The man of whom she knew so little and whom she desired was standing at her side. She was terrified. She had gained her wish—at last they were alone together.

Behind them, up the hill, the cosy inn nestled among its quiet arbors. Across the river the ferryman sat whistling, waiting for his next fare to come up. Moving away through misty meadows on the further bank a white speck fluttered mothlike.

“She’ll get home all right, don’t you think?”

“Why not? She always does.”

“But it’ll be late by the time she reaches Cassingland. She’s got to catch the tram into Oxford, to harness up and then to drive out to the rectory. It’ll be late by the time she arrives.”

“She’d have been later if she’d returned by river with us.—See, she’s waving at the stile.—Girls have to do these thing’s for themselves, Mr. Barrington, if they have no brothers.”

He stroked his chin. “Girls who have no brothers should be allotted brothers by the State.”

She faced him daringly. “I should like that. I might ask to have you appointed my brother.”

“You would, eh! Seems to me that’s what’s happened.—Funny what a little customer Nan is for making her friends the friends of one another: she was just the same in the old days. One might almost suspect that she’d planned this from the start—bringing us out all comfy, and leaving us to go home together.—But, I say, can you punt?”
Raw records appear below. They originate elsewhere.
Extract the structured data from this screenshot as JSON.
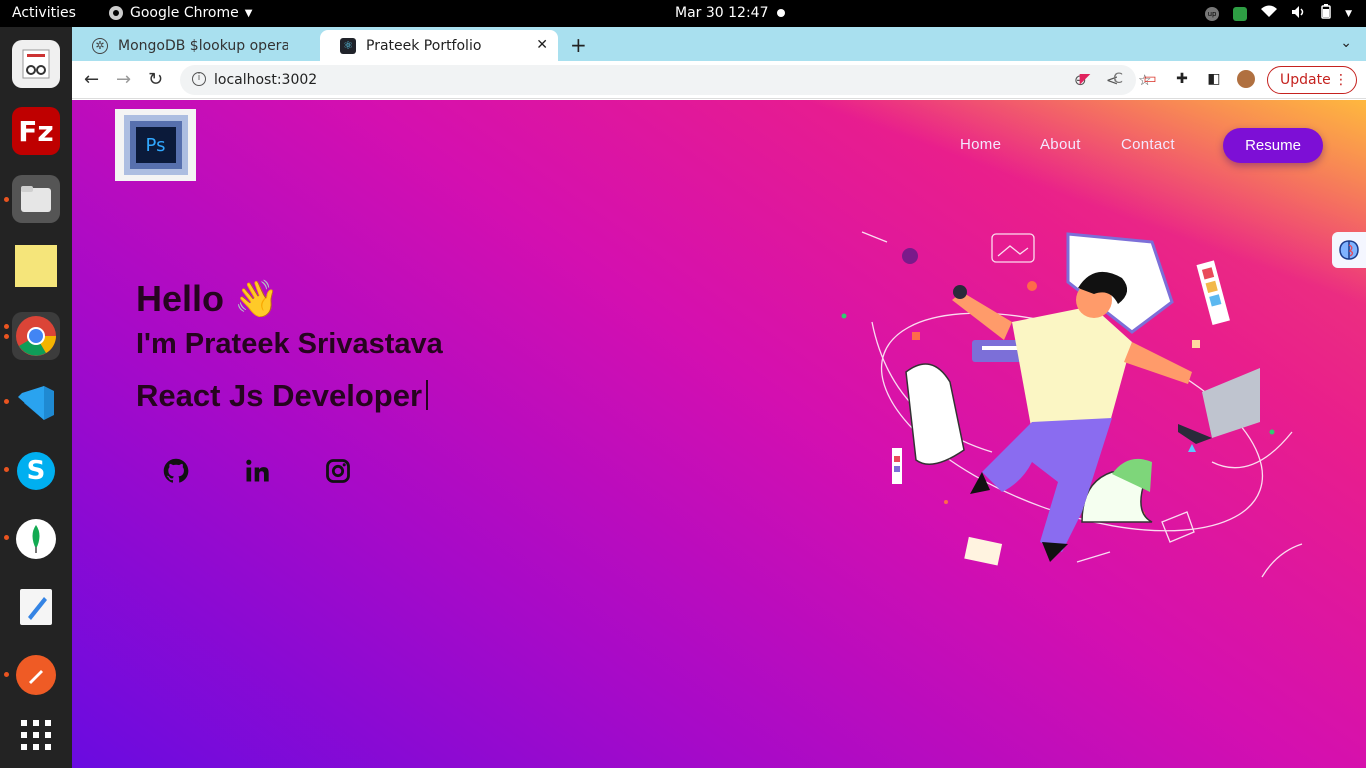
{
  "system": {
    "activities": "Activities",
    "app_menu": "Google Chrome",
    "clock": "Mar 30  12:47"
  },
  "dock": {
    "apps": [
      "system-monitor-icon",
      "filezilla-icon",
      "files-icon",
      "sticky-notes-icon",
      "chrome-icon",
      "vscode-icon",
      "skype-icon",
      "mongodb-compass-icon",
      "text-editor-icon",
      "postman-icon",
      "show-apps-icon"
    ]
  },
  "browser": {
    "tabs": [
      {
        "title": "MongoDB $lookup operat",
        "active": false
      },
      {
        "title": "Prateek Portfolio",
        "active": true
      }
    ],
    "url": "localhost:3002",
    "update_label": "Update"
  },
  "page": {
    "nav": [
      "Home",
      "About",
      "Contact"
    ],
    "resume_label": "Resume",
    "logo_text": "Ps",
    "hello": "Hello 👋",
    "name": "I'm Prateek Srivastava",
    "role": "React Js Developer",
    "social": [
      "github-icon",
      "linkedin-icon",
      "instagram-icon"
    ]
  },
  "colors": {
    "tabstrip": "#a9e0ef",
    "resume_button": "#7d0fd6",
    "hero_text": "#26041f",
    "gradient_start": "#6a0be0",
    "gradient_end": "#ef4470"
  }
}
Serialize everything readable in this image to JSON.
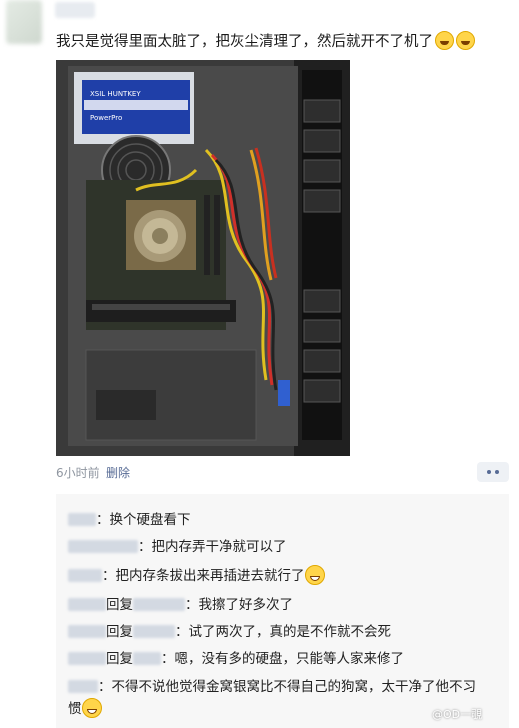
{
  "post": {
    "text": "我只是觉得里面太脏了，把灰尘清理了，然后就开不了机了",
    "emojis": [
      "laugh-cry-emoji",
      "laugh-cry-emoji"
    ],
    "photo": {
      "psu_label": "XSIL HUNTKEY",
      "psu_model": "PowerPro"
    },
    "time": "6小时前",
    "delete_label": "删除"
  },
  "comments": [
    {
      "text": "：换个硬盘看下"
    },
    {
      "text": "：把内存弄干净就可以了"
    },
    {
      "text": "：把内存条拔出来再插进去就行了",
      "emoji": "grin-emoji"
    },
    {
      "reply": "回复",
      "text": "：我擦了好多次了"
    },
    {
      "reply": "回复",
      "text": "：试了两次了，真的是不作就不会死"
    },
    {
      "reply": "回复",
      "text": "：嗯，没有多的硬盘，只能等人家来修了"
    },
    {
      "text": "：不得不说他觉得金窝银窝比不得自己的狗窝，太干净了他不习",
      "text2": "惯",
      "emoji": "grin-emoji"
    }
  ],
  "watermark": "@OD一覗"
}
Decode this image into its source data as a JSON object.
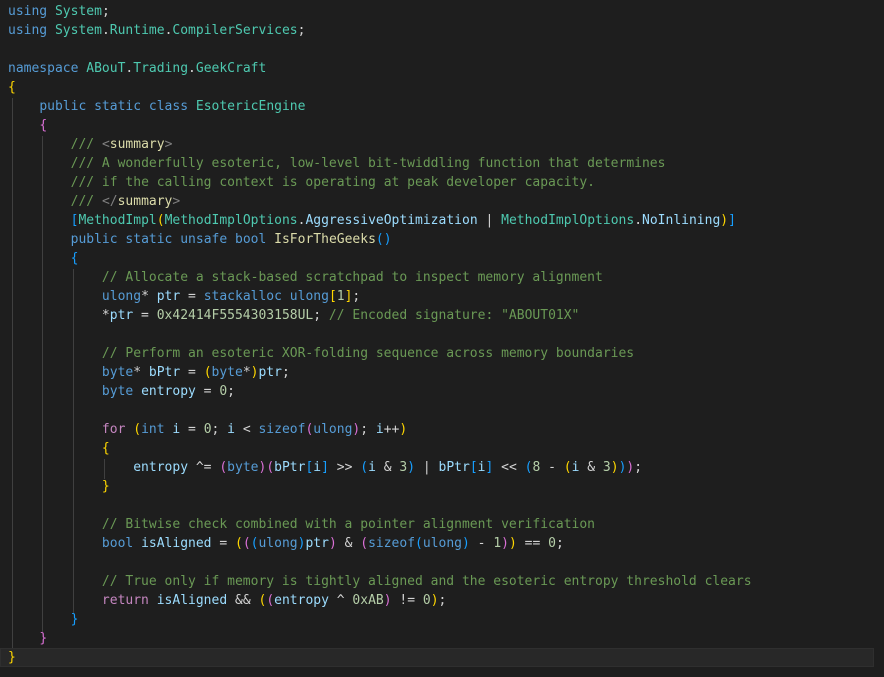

“I can, but I’m not going to.”

He stepped back from her involuntarily and eyed her. There was a thrill of excitement in her clear voice that warned and yet left him puzzled. She filled him with discomfort—discomfort that was not entirely unpleasant. While Nan was present, she had been watchful and silent; now it was as though she slipped back the bars of her reticence and stepped out. He tingled with an unaccustomed sense of danger. He weighed his words before expressing the most trifling sentiment. Usually he was recklessly spontaneous; now he feared lest his motives might be mistaken. What did she want of him? She had gazed down from the window and beckoned him with her eyes—him, a stranger. Whatever it was, Nan knew about it, and had cried about it the moment his back was turned. He distrusted anyone who made Nan cry.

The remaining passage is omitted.